2 weeks ago
2 weeks ago
Hey @CatMaman welcome back
Thank you for sharing what is going on between yourself and your teen. I can imagine that it must be very isolating to try to bridge the gap of neurodivergency in your family dynamic. It sounds like you really want to be there for her but it's hard to understand exactly what that looks like as you're getting contradicting messages from her. I also can see that it's making it's making you struggle and anxious about interacting with her in the past week or so. I was wondering if anything has happened for you or your teen in this time which may be causing some extra tension?
I wanted to share two articles from our website with you which may be helpful. The first is how to have a great conversation with your teen, which includes some simple statements that can help bridge the gap when you are able to have discussions about how your teen is feeling. This could be helpful in those moments where your teen does want you to check in, and might be followed up by some of the questions that encourage your teenager to talk in this article.
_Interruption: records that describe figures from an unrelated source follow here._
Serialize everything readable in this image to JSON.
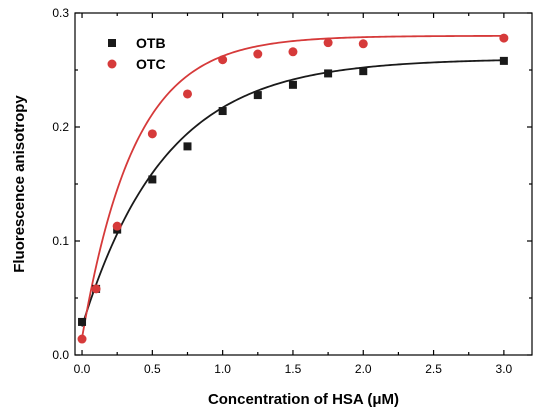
{
  "chart_data": {
    "type": "scatter",
    "title": "",
    "xlabel": "Concentration of HSA (μM)",
    "ylabel": "Fluorescence anisotropy",
    "xlim": [
      -0.05,
      3.2
    ],
    "ylim": [
      0.0,
      0.3
    ],
    "x_ticks": [
      0.0,
      0.5,
      1.0,
      1.5,
      2.0,
      2.5,
      3.0
    ],
    "x_tick_labels": [
      "0.0",
      "0.5",
      "1.0",
      "1.5",
      "2.0",
      "2.5",
      "3.0"
    ],
    "y_ticks": [
      0.0,
      0.1,
      0.2,
      0.3
    ],
    "y_tick_labels": [
      "0.0",
      "0.1",
      "0.2",
      "0.3"
    ],
    "grid": false,
    "legend_position": "top-left",
    "series": [
      {
        "name": "OTB",
        "marker": "square",
        "color": "#1a1a1a",
        "x": [
          0.0,
          0.1,
          0.25,
          0.5,
          0.75,
          1.0,
          1.25,
          1.5,
          1.75,
          2.0,
          3.0
        ],
        "y": [
          0.029,
          0.058,
          0.11,
          0.154,
          0.183,
          0.214,
          0.228,
          0.237,
          0.247,
          0.249,
          0.258
        ],
        "fit": {
          "model": "exponential-rise",
          "y0": 0.025,
          "ymax": 0.26,
          "k": 1.7
        }
      },
      {
        "name": "OTC",
        "marker": "circle",
        "color": "#d63a3a",
        "x": [
          0.0,
          0.1,
          0.25,
          0.5,
          0.75,
          1.0,
          1.25,
          1.5,
          1.75,
          2.0,
          3.0
        ],
        "y": [
          0.014,
          0.058,
          0.113,
          0.194,
          0.229,
          0.259,
          0.264,
          0.266,
          0.274,
          0.273,
          0.278
        ],
        "fit": {
          "model": "exponential-rise",
          "y0": 0.015,
          "ymax": 0.28,
          "k": 2.7
        }
      }
    ]
  }
}
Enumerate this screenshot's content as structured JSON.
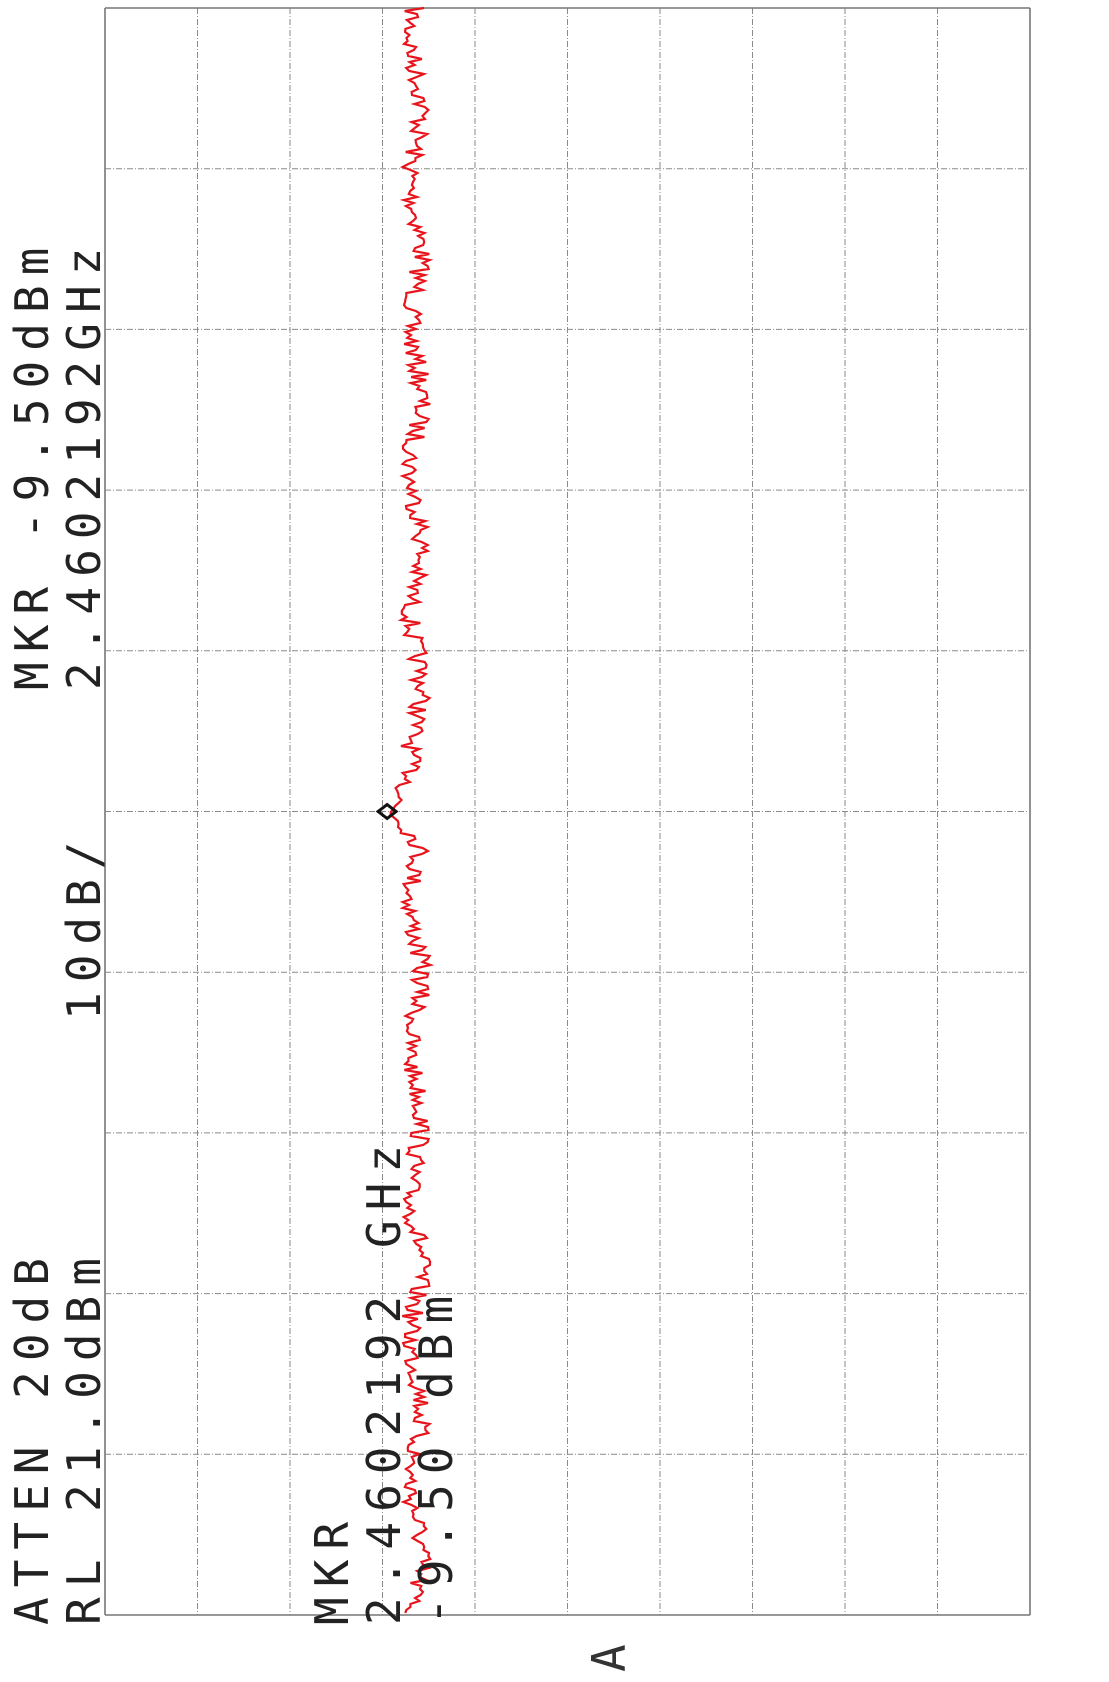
{
  "header": {
    "atten": "ATTEN 20dB",
    "ref_level": "RL 21.0dBm",
    "scale": "10dB/",
    "marker_line1": "MKR -9.50dBm",
    "marker_line2": "2.4602192GHz"
  },
  "marker_readout": {
    "label": "MKR",
    "frequency": "2.4602192 GHz",
    "amplitude": "-9.50 dBm"
  },
  "trace_label": "A",
  "colors": {
    "trace": "#e8141c",
    "grid": "#8a8a8a",
    "border": "#777777",
    "text": "#222222",
    "marker": "#111111"
  },
  "chart_data": {
    "type": "line",
    "x_unit": "GHz",
    "y_unit": "dBm",
    "grid": true,
    "y_divisions": 10,
    "x_divisions": 10,
    "y_per_division_db": 10,
    "ylim": [
      -79.0,
      21.0
    ],
    "marker": {
      "x": 2.4602192,
      "y": -9.5
    },
    "trace_level_dbm": -12.6,
    "trace_ripple_db": 2.2
  }
}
It could help to understand what she values your thoughts on most so that you can be there to give support when it's most appropriate.
If you are looking for more support, ReachOut offers a 1-1 parent coaching service which might be helpful to work through some of these challenges- they have bookings and occasional cancellations so it's checking it out frequently if you're interested. In the meantime, Parentline can also give some helpful tips over the phone in your state.
Finally, I was wondering if you had any self-care strategies, social or professional supports you can lean on? Sometimes it can be helpful to find ways to ground yourself so you're better prepared to understand and improve your relationship with your teen. Are there any activities that help fill your cup?